Canal Plus Journalist Marie Portolano gets ready prior to the start of the TV show "Canal Football Club" on March 27, 2016 in…
FILE - Marie Portolano, then a Canal+ journalist, gets ready prior to the start of the TV show "Canal Football Club" on March 27, 2016 in Paris.

Five years ago, Marie Portolano, then a sports journalist with Canal+, was taken aback when her colleague, the French channel’s veteran soccer pundit, lifted her skirt and allegedly grabbed her in front of a studio audience.

She slapped Pierre Ménès, but was persuaded later by colleagues and friends not to make a fuss, fearing that if she took the matter further, it might wreck her television career. But now Portolano and other female sports journalists are making a fuss — they say they’ve had enough of enduring routine sexual harassment, including being groped.

More than 100 female journalists have gone public about the derogatory comments, lurid abuse and unwanted sexual advances they encounter every day — in and out of studios, on social media and in their meetings with sports stars.

In an angry open letter signed last month, 150 female sports journalists complained of the routine sexism they endure, including being paid less than their male colleagues and overlooked for the top slots. “It is time for us, female sports journalists, to unite and put pressure” on the industry, they wrote. “We intend to hold the ground. It starts now.”

Female sportscasters account for 13 percent of French sports coverage, according to media watchdogs.

Reporter 'humiliated, insulted'

The signatories to the open letter included Charlotte Namura-Guizonne, a former reporter on France’s most popular soccer show. She has tweeted about being “humiliated and insulted” in full view of colleagues and the audience. “No sanction. No apology. Never. Traumatized and that feeling of not being protected.”

The lifting of the lid on sexism and misogyny in French sports journalism has prompted a public uproar, which has mounted since Canal+ aired a documentary last month, presented by Portolano and titled “Je Ne Suis Pas une Salope, Je Suis une Journaliste” (“I Am Not a Slut, I Am a Journalist”).

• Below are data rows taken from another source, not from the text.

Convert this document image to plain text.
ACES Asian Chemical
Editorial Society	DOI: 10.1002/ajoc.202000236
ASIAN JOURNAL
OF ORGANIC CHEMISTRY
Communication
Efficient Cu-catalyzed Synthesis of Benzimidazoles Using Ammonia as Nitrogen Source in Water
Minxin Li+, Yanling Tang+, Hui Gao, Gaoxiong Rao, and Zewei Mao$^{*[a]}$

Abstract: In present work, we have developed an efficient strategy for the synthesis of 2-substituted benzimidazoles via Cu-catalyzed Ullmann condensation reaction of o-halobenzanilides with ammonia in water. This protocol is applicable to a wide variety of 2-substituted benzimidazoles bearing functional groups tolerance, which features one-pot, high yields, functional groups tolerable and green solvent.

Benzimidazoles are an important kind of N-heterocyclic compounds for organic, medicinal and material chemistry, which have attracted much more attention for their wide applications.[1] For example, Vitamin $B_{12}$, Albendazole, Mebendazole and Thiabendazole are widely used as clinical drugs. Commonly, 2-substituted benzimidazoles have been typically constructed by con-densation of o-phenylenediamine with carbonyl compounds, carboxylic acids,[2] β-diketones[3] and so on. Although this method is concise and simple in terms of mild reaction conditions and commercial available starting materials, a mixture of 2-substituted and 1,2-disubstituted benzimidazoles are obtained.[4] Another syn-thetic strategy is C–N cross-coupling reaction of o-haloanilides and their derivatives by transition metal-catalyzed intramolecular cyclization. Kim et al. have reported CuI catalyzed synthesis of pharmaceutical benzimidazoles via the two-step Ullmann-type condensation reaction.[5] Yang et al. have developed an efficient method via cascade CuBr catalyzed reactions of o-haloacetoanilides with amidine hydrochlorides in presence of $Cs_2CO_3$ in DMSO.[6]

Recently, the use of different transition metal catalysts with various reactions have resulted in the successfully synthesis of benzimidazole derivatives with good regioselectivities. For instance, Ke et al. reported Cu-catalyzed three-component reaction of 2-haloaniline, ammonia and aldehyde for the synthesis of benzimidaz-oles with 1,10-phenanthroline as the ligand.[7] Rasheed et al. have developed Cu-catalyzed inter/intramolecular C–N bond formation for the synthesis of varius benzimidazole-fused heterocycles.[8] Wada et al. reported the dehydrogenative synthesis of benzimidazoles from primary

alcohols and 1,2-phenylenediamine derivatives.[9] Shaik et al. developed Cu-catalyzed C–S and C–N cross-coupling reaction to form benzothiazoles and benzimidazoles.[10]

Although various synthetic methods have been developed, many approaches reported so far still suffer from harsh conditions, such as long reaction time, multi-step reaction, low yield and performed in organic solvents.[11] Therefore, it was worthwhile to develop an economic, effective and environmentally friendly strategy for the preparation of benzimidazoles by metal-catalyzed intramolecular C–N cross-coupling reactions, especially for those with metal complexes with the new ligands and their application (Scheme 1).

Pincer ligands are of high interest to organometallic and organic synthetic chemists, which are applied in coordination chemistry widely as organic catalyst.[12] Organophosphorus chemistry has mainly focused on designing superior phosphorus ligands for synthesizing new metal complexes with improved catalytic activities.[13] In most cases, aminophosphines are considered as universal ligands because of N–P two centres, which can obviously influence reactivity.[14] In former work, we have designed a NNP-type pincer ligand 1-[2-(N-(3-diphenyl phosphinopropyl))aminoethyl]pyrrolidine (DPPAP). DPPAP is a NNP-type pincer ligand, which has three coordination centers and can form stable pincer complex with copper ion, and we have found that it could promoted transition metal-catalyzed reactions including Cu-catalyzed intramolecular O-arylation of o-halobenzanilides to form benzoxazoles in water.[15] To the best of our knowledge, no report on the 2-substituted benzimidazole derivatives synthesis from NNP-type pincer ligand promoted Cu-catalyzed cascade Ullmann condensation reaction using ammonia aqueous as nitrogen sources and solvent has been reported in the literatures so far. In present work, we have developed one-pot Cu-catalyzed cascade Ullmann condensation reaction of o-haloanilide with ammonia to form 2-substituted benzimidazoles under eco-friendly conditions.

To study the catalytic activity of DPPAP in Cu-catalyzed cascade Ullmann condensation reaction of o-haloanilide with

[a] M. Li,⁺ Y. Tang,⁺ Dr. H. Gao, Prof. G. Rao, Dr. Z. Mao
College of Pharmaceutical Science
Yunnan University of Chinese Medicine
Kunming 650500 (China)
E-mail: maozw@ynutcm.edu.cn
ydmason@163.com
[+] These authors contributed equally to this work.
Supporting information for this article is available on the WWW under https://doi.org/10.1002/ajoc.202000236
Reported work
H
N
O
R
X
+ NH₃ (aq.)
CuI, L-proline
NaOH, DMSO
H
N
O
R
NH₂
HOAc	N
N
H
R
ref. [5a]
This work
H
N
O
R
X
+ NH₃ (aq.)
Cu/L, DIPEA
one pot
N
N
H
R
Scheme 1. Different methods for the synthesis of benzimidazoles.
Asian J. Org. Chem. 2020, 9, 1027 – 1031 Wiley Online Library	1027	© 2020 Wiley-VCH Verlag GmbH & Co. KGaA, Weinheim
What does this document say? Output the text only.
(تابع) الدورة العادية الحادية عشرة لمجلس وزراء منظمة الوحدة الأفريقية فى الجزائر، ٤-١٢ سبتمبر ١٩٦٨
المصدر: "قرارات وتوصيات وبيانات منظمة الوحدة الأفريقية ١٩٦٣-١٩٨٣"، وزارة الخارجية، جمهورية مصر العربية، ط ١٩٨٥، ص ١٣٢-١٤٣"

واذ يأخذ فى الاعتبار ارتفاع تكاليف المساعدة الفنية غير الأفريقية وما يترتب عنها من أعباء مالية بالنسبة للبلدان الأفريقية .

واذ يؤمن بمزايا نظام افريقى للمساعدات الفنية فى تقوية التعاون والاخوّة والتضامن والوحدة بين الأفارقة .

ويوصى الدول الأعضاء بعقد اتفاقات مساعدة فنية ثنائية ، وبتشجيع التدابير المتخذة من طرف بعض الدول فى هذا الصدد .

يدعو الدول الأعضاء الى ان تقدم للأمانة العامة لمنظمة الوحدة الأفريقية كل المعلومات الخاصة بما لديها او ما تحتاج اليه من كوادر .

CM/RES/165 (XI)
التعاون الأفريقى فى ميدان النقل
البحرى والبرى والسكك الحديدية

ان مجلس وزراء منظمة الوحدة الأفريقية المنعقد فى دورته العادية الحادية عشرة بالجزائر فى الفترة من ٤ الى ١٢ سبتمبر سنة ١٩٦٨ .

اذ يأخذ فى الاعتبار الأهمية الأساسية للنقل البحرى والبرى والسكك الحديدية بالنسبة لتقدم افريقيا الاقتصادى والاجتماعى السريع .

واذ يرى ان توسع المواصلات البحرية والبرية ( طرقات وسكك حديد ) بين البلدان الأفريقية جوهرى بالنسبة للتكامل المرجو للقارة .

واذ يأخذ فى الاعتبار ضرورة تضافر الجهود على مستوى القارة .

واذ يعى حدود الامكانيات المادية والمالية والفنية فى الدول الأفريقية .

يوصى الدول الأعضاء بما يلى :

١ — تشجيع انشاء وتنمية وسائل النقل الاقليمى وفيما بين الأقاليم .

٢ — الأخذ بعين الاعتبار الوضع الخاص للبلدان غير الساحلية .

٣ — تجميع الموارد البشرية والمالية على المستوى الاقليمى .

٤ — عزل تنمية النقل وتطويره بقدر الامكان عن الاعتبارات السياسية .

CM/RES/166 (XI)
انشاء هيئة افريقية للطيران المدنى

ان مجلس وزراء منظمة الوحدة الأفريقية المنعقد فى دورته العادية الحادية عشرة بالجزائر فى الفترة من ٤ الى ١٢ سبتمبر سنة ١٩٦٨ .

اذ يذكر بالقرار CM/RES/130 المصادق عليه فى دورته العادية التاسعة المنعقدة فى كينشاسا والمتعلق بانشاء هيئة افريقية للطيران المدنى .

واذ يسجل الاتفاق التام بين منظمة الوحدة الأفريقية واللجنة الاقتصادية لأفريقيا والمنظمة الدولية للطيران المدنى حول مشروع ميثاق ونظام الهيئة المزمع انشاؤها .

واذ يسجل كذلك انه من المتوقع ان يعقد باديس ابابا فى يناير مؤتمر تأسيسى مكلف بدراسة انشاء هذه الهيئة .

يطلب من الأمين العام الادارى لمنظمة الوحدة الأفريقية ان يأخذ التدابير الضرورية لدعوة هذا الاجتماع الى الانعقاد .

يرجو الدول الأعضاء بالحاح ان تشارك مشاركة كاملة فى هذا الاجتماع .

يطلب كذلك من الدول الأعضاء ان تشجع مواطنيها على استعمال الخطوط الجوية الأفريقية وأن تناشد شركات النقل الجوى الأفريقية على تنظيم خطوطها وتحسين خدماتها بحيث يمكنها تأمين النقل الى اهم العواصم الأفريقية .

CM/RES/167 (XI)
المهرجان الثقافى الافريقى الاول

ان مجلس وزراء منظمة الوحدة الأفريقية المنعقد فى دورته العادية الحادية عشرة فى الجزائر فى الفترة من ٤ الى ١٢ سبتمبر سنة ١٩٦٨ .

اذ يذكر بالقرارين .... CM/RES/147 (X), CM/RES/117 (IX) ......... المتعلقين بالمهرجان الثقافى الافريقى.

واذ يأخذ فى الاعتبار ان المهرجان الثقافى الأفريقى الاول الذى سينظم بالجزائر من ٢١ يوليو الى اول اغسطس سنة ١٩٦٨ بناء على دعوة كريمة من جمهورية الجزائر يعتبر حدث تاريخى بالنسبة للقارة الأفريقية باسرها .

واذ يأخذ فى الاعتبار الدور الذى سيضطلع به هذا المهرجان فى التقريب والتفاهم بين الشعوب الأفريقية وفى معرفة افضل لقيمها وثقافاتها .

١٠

In the documentary, Portolano and other prominent women journalists recount stories of sexism and speak about moral injury. 

If Canal+ thought broadcasting the exposé would earn the channel some kudos, it hasn’t worked out that way. It later transpired that the channel had made two editorial cuts in a bid apparently to limit the damage to its star pundit Ménès.

One of the cuts featured Portolano confronting the 57-year-old pundit over the incident five years ago. He responded first by claiming he couldn’t recall lifting her skirt; then he shifted to saying he would do the same thing again. Finally, he joked that Portolano hadn’t dressed sexily enough for the interview.

FILE - French sports journalist Pierre Menes attends the Paris Masters men's singles tennis tournament at the Palais Omnisports of Bercy in Paris, Oct. 31, 2013.

The post-documentary uproar has resulted in Ménès' disappearing temporarily from TV screens, and it has forced Ménès into offering a public apology on Twitter, saying he regretted causing “pain and embarrassment to friends without ever intending to do so directly or indirectly.”

But he triggered a further storm by undercutting his apologies, complaining in a subsequent TV interview that because of the #MeToo movement, “One can no longer say or do anything.”

Other female journalists have added to the archive of harassment with stories about the abuse and manhandling they have encountered, and how they have been over the years largely sidelined by TV executives, with the top jobs all too often going to male colleagues.

FILE - French journalist Clementine Sarlat covers the European Champions Cup rugby union match between Toulouse and Wasps, in Toulouse, Oct. 23, 2016.

TV rugby host Clémentine Sarlat revealed earlier this month that she quit France 2’s top rugby show two years ago because her co-presenter, Matthieu Lartot, was given, she said, favorable treatment over her. He was also paid more than she was. “I used to go to Stade 2 in tears. I was put in a separate office. I had to take my laptop to find out what was on the program,” she told L’Équipe, a daily sports newspaper.

“In the sports department, you mix with great people but also with total jerks,” she added.

In the open letter published in Le Monde newspaper, the 150 sports journalists said it was time for women to unite in order to stop being “discriminated against, harassed and rendered invisible.”

The signatories have formed a group, Collective of Female Sports Journalists, and they say they’ll continue to campaign in what is shaping up to be a #MeToo moment for French television and the country’s sports world, adding to revelations about misogyny and harassment roiling French politics and the country’s literary circles.

'We will speak up'

Anne-Laure Bonnet, a presenter on BeIN sports, has said publicly: “Some men are going to be frightened about us speaking up. They can be assured, we will speak up.”

But the female journalists stress that their campaign is not so much about the behavior of individual men. “The problem is not ‘one man,’ but the system that has allowed some men to act like this for years without ever being reprimanded,” tweeted Portolano.

French TV companies are scrambling to limit the damage of a scandal that is eroding their reputations. Several have said they are launching internal inquiries.